Novo, which once helped carve out the multibillion-dollar anti-obesity market, is struggling to return to its heyday of rapid growth. To help revamp the company, Novo on Tuesday announced a new boss, naming Maziar Mike Doustdar as chief executive officer, effective Aug. 7. Doustdar will succeed Lars Fruergaard Jorgensen, who Novo said in May would step down.
“I come to this role with a sense of urgency, a laser focus on high performance,” Doustdar said on a conference call Tuesday.
The new CEO will face a challenging landscape after several missteps from the company. He will have to figure out how to stop Lilly from taking more market-share in the brand-name weight-loss drug market. And he will have to become more aggressive in trying to counter the compounding pharmacies whose lower-cost, copycat versions of Novo’s drugs have remained popular despite regulatory restrictions.
But company executives believe his experience will help the company prevail. Doustdar has over 30 years of service at the company and currently heads up its international operations.
“Mike has consistently demonstrated the ability to drive growth through strong commercial execution and building high-performing teams,” Chairman Helge Lund said. “This is an important moment for Novo Nordisk.”
Lund also called Doustdar a “natural challenger” with a “bias for speed.”
Doustdar, an Iranian-born Austrian national who grew up in the U.S., said he would seek to improve Novo’s position in markets for diabetes and obesity drugs and its commercial execution. He also plans to realign the company’s costs after a period of rapid growth.
Booming sales of Novo’s drugs had pushed its stock-market valuation to become the highest in Europe at times in recent years, eclipsing luxury-goods maker LVMH and Denmark’s gross domestic product. Its size even caused Denmark’s central bankers to keep interest rates lower than the rest of Europe.
But challenges for Novo also emerged. The company stumbled soon after Wegovy hit the market because it wasn’t able to make enough to satisfy booming demand, and supply shortages dogged the drug’s rollout. Compounding pharmacies were then able to mass produce copycat versions of Wegovy because federal law permits that when a shortage is in effect.
The compounding competition grabbed market share, and many of these products have remained available even after Novo resolved the shortage. Novo has taken legal action against many pharmacies to try to stop production.
Aside from knockoffs, Novo also faces stiff competition from Lilly, whose weight-loss drug Zepbound and diabetes drug Mounjaro have surpassed Novo’s drugs in U.S. prescription volume. Novo also faces the prospect that other companies will enter the market with weight-loss drugs that are in development.
“It seems Novo is really just struggling when it comes to all the potential ways they can accelerate their business,” said Evan David Seigerman, a biopharma analyst at BMO Capital Markets.
Novo now expects full-year 2025 sales growth of 8% to 14%, down from a prior forecast range of 13% to 21%. The company also said its operating profit growth would be lower than its previous forecast. It is the second time this year the company has lowered its financial forecast.
Novo blamed its diminished outlook partly on availability in the U.S. of copycat versions of its weight-loss drug Wegovy. The company said that despite U.S. regulators recently ordering an end to the practice known as compounding, it has continued, with multiple entities still marketing and selling unbranded versions of semaglutide, the main ingredient in both Wegovy and diabetes treatment Ozempic.
The company said about one million patients continue to take compounded versions of semaglutide in the U.S. It had previously assumed that the number would decline, but it hasn’t.

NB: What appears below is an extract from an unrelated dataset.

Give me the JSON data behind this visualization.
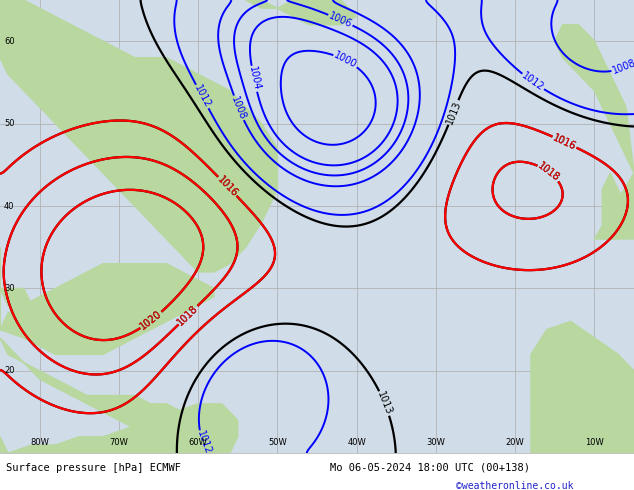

“Novo Nordisk is pursuing multiple strategies, including litigation, to protect patients from knockoff semaglutide drugs,” it said.

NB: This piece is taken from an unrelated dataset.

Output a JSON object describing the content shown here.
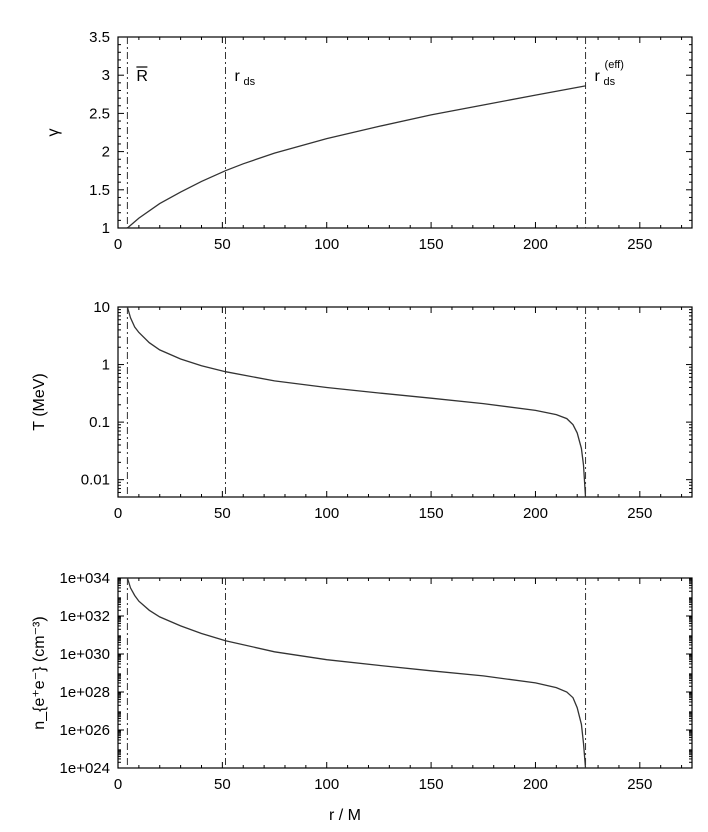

The company called for federal and state regulators and law enforcement to intervene, as it warned that the inauthentic ingredients used in compounded drugs pose a danger to patients.
Competition and slower sales growth of its Ozempic diabetes drug in the U.S. also dragged on its results, the company said.
Novo’s shares were down 21% in early trading Tuesday. At Monday’s close, Novo’s American depositary receipts were down about 20% year-to-date.